I began the talk on Sunday asking if you were familiar with the words cisgender and people-first language. Here are the definitions from Webster’s dictionary. Cisgender: of, relating to, or being a person, whose gender identity corresponds with the sex the person had or was identified as having at birth. People-first language: People First Language (PFL) is a way of communicating that reflects knowledge and respect for people with disabilities by choosing words that recognize the person first and foremost as the primary reference and not his or her disability. You will see by the theme why I asked if you were familiar with those words.

The theme of the talk was “explanation” as I continue the series A New Peace Paradigm: Our Human Needs and The Tangles of Trauma based on the book of the same name by Paul K. Chappell. Paul says our need for explanation starts when we are very young, and it is as old as humanity itself.
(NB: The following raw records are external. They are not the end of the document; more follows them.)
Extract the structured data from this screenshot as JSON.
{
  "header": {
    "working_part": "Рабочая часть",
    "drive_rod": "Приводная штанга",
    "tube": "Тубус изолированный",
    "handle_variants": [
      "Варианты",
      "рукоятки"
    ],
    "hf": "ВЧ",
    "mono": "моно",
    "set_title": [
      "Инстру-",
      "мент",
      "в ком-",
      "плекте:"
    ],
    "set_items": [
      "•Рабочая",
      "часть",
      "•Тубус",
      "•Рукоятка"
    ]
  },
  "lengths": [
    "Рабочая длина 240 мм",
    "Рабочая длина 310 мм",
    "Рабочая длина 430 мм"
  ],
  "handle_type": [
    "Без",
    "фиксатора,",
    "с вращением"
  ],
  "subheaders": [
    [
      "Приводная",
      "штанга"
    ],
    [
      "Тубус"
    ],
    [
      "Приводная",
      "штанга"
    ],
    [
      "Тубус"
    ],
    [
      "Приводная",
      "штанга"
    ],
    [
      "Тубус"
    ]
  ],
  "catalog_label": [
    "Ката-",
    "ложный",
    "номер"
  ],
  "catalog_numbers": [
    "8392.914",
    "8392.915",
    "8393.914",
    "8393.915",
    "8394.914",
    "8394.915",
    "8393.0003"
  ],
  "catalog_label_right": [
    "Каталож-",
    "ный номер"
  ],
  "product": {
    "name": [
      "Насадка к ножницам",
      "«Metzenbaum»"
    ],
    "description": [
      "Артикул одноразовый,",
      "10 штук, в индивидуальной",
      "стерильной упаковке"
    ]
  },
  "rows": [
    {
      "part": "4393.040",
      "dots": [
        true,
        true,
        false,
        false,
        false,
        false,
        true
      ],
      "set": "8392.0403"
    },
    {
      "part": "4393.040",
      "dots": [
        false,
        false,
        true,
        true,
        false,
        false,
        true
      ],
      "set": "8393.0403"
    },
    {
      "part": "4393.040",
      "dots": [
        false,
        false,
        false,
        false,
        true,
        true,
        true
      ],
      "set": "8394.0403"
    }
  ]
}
Also, to take into consideration when accepting or rejecting an explanation says a lot about our worldview. Paul writes: Many people would rather die than lose their religion, which comprises a large part of their worldview. As John Steinbeck says in The Grapes of Wrath, “Human beings are the only species on the planet that will die for an idea.” We cannot understand our modern political and social problems unless we understand our human need for explanations and a worldview, because this basic need is behind so many of these problems.

Our worldview plays a major role in what we believe, and subsequently how we act and how we live our life.

I offered some questions to help inform you of your worldview. Here they are:

• Is there a power greater than you at work in your life?
• What does it mean to be human?
• Are all people inherently good?
• What is true?
• What is the point of all of this?
• Will justice for all prevail?

Paul offers this exercise for this week: You can work on building trust (part of nurturing relationships) by offering kindness, compassion, and attention when you offer an explanation; you can reflect on how inaccurate explanations can support injustice and more accurate explanations can resist injustice; and you can use explanations to call yourself and others to a higher purpose.

Next Sunday we will explore the fourth nonphysical need, “expression.”